TheColumnists.com

Gerald Nachman

BROADWAY ENTERS
A NEW 'DARK' AGE

Ever since the justly praised British revivals of "Carousel," "Cabaret" and now "Oklahoma!," any number of musicals being staged throughout the country have undergone a considerable amount of "darkening" to satisfy the requirements of our more enlightened -- yet at the same time less well-lighted -- theatrical era.

To take but one example, the Lower Depths Musical Players of Chicago, a newly formed theater company dedicated to revising beloved classic shows, has just mounted a cheerless revival of "Oklahoma!"

In this version, re-titled "Oklahoma?," Jud, whose bunkhouse walls are covered with Ku Klux Klan posters, is less attracted by Laurey than by Ali Hakim, played by a black actor whose character peddles anti-Semitic literature for the Nation of Islam. Laurey spurns Curley, a hillbilly with serious learning disabilities who can barely stammer out the words to "I Could Write a Book," and she winds up in the arms of Ado Annie; their duet, "I Cain't Say No," stops the show.

As director T. Wilson Nuffler explains, "On re-reading the script, it became clear to me what Hammerstein was actually driving at. It's amazing nobody has made these obvious connections before." Nuffler says he was inspired by the "dark" version of "Half a Sixpence" he saw in a London basement last fall.
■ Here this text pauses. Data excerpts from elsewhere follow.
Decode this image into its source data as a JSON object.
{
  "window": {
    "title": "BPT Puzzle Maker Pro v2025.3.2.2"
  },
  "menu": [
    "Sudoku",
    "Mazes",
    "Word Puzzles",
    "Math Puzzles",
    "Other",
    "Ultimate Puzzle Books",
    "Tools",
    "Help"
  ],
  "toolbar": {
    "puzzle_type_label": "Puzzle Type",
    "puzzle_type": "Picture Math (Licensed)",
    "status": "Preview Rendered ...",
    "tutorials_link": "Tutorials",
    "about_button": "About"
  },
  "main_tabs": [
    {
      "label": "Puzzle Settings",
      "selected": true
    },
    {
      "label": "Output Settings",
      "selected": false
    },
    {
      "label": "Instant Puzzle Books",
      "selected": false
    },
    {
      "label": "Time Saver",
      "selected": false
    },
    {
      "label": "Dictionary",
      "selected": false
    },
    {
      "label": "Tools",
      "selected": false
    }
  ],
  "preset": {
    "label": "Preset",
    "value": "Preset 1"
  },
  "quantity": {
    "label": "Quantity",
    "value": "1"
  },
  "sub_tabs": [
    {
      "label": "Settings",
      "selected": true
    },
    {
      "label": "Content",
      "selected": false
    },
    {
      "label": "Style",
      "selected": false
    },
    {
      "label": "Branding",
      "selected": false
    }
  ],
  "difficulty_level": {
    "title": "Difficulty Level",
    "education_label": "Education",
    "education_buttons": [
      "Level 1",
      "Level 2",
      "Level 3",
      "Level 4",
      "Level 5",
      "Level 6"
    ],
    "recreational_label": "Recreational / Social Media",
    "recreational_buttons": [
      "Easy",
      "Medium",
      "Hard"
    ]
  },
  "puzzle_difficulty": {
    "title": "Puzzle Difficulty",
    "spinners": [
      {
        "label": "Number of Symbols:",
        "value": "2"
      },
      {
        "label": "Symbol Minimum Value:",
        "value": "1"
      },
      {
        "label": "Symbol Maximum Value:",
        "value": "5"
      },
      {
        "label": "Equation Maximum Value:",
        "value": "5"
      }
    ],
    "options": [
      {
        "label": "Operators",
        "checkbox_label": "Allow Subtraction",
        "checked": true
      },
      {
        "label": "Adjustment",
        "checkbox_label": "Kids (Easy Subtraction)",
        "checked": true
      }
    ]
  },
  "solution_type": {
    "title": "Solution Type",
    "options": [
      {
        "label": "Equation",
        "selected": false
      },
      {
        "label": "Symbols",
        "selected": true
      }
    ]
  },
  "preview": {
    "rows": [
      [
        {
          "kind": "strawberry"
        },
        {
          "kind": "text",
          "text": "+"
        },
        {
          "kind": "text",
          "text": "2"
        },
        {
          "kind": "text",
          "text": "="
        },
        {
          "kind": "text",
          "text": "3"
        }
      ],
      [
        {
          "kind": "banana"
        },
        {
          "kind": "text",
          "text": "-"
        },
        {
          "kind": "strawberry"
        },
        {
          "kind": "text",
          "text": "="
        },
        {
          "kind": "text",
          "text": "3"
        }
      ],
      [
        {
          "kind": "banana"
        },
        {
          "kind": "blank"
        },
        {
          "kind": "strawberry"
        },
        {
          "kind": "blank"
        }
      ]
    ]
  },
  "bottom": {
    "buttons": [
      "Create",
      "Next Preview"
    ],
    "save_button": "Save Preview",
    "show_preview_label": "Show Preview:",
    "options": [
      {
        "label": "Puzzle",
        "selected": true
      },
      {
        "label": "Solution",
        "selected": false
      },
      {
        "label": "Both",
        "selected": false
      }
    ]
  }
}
Meanwhile, the underground Muse/Sick Company out of Seattle just opened its bleak version of "Annie," in which Annie is presented as a not-so-naïve street urchin rescued from the clutches of Miss Hannigan's child-porn ring by Daddy Warbucks. Warbucks rescues Annie only to parade her later before FDR in a scene that, in the words of company artistic director R.W. Weggers, "underscores the subtextural meanings in the book that, we think, makes a fairly devastating comment on Roosevelt's pro-big business policies. As I see it, Annie is a metaphor for the little guy."

Dramaturg Hobart Flange of the Boston-based InTents Music Circus realized he had his work cut out for him when he suggested a darker version of "Sweeney Todd," but he feels he's accomplished his goal by exploring the dimly lit side of Johanna.

"She's usually presented as an ethereal innocent but we show her as a castrating bitch who admires Sweeney's skill with a razor," says Flange, adding, with a wink, "It gives the musical an edge it never had before."

The daring new revival of "No, No, Nanette" by the FemmEnsemble Company of Peekskill, N.Y., has caused a few walkouts, confesses producer Marjorie Linz-Spackle, but she feels her interpretation of the classic '20's musical is "a valid view of the Jazz Age, which exploited women like Nanette, who were little more than male playthings."

In this offbeat revival, performed in a set that resembles a giant dollhouse, "Tea for Two" is sung to Nanette by a dancing pig and all of the Flappers are dressed as Barbie dolls.

Taking a Neo-Brechtian approach, the Thespian Cooperative in Venice, Calif., will kick off its summer season with a radically new version of "I Do! I Do!" that explores the oft-ignored underbelly of married life. Instead of the usual two-character cast, director Dexter Conklin has a different actor playing the husband and wife in each scene.

"We're trying to say something about the revolving-door cycle of love, sex and marriage in the '90s," explains Conklin. "The show Jones and Schmidt wrote may have worked in 1966, but these are volatile times in the war between the sexes. It's all right there in the original show if you listen carefully enough. Just to be on the safe-sex side, I even threw in an AIDS reference."

"We've decided to take a little more optimistic view of Weimar Germany, Kristalnacht and all that," says director Horst Vandenheuven in defending his revisionist production of "Cabaret," which this fall will inaugurate the Skinhead Players Dinner Theater outside Boise, Idaho.

"Every production I've seen paints a pretty grim -- and to my mind, overly dark -- picture of Berlin in the '30s. OK, it had its down side, sure, but I think audiences are tired of being depressed at today's musicals," says Vandenheuven.

For its second production, the (literally) underground company promises "a daring restaging of `Carousel' that will restore all of the show's original 1945 values." Adds Vanderheuven, "My original plan calls for a realistic New England set and an all-non-ethnic cast -- we think it's something of a casting coup -- but I'm not sure people will sit still for that today. Audiences are only willing to accept so much tinkering."